This tutorial introduces the deep neural network development kit (DNNDK) v3.0 TensorFlow design process and describes the process of creating a compiled .elf
file that is ready for deployment on the Xilinx® deep learning processor unit (DPU) accelerator from a simple network model built using Python.
In this tutorial, you will:
- Train and evaluate a miniVGGNet network using TensorFlow.
- Remove the training nodes and convert the graph variables to constants. This is referred to as freezing the graph.
- Evaluate the frozen model using the CIFAR-10 test dataset.
- Quantize the frozen model using the DECENT_Q tool provided as part of the Xilinx DNNDK v3.0 suite.
- Evaluate the quantized model using the CIFAR-10 test dataset.
- Compile the quantized model using the DNNC tool provided as part of the Xilinx DNNDK v3.0 suite to create the
.elf
file ready for execution on the DPU Accelerator IP.

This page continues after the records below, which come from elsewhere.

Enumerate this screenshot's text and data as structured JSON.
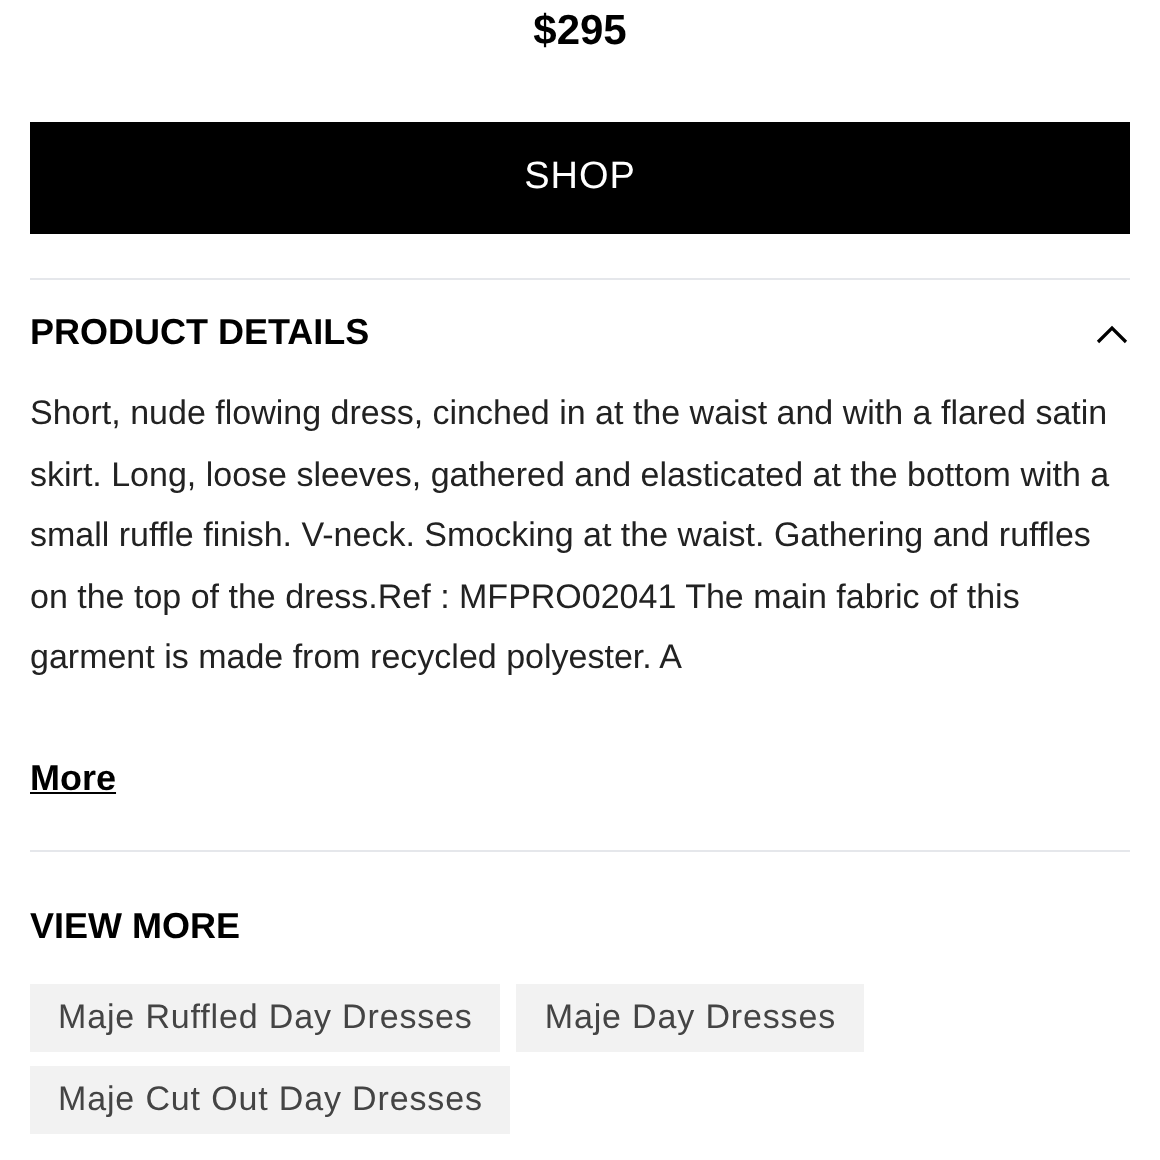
{
  "price": "$295",
  "shop_button": "SHOP",
  "product_details": {
    "title": "PRODUCT DETAILS",
    "expanded": true,
    "text": "Short, nude flowing dress, cinched in at the waist and with a flared satin skirt. Long, loose sleeves, gathered and elasticated at the bottom with a small ruffle finish. V-neck. Smocking at the waist. Gathering and ruffles on the top of the dress.Ref : MFPRO02041 The main fabric of this garment is made from recycled polyester. A",
    "more_link": "More"
  },
  "view_more": {
    "title": "VIEW MORE",
    "tags": [
      "Maje Ruffled Day Dresses",
      "Maje Day Dresses",
      "Maje Cut Out Day Dresses"
    ]
  }
}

CIFAR-10 is a publically available dataset that contains a total of 60,000 RGB images. The image size is 32-pixels x 32-pixels x 8-bits per color channel. This dataset is a good starting point for understanding machine learning, but the small image size of 32 x 32 means that they are not very useful for real-world applications. The complete dataset of 60,000 images is usually divided into 50,000 images for training and 10,000 images for validation.
There are a total of 10 mutually exclusive classes (or labels) as shown in the following figure:
miniVGGNet was developed by Dr. Adrian Rosebrock as a teaching aid. As the name suggests, it is a reduced version of the original VGG network. It has a simple structure that consists of a single block of layers that has been repeated twice. The layers are as follows:
- Convolution layer
- Batch normalization layer
- Convolution layer
- Batch normalization layer
- Maxpooling layer
- Dropout layer
After the second block of conv-bn-maxpool
layers, there are the usual dense (or, fully-connected) layers that is typical of many classification networks. These layers are as follows:
- Flatten layer
- Dense (or, fully-connected) layer
- Batch normalization layer
- Dropout layer
- Dense (or, fully-connected) layer
- Ubuntu 16.04 platform with the following tools installed:
- Anaconda 3
- CUDA 9.0 and cuDNN 7.0.5
- DNNDK v3.0
- Jupyter Notebooks. To run the tutorial using Jupyter Notebooks, install it using Anaconda.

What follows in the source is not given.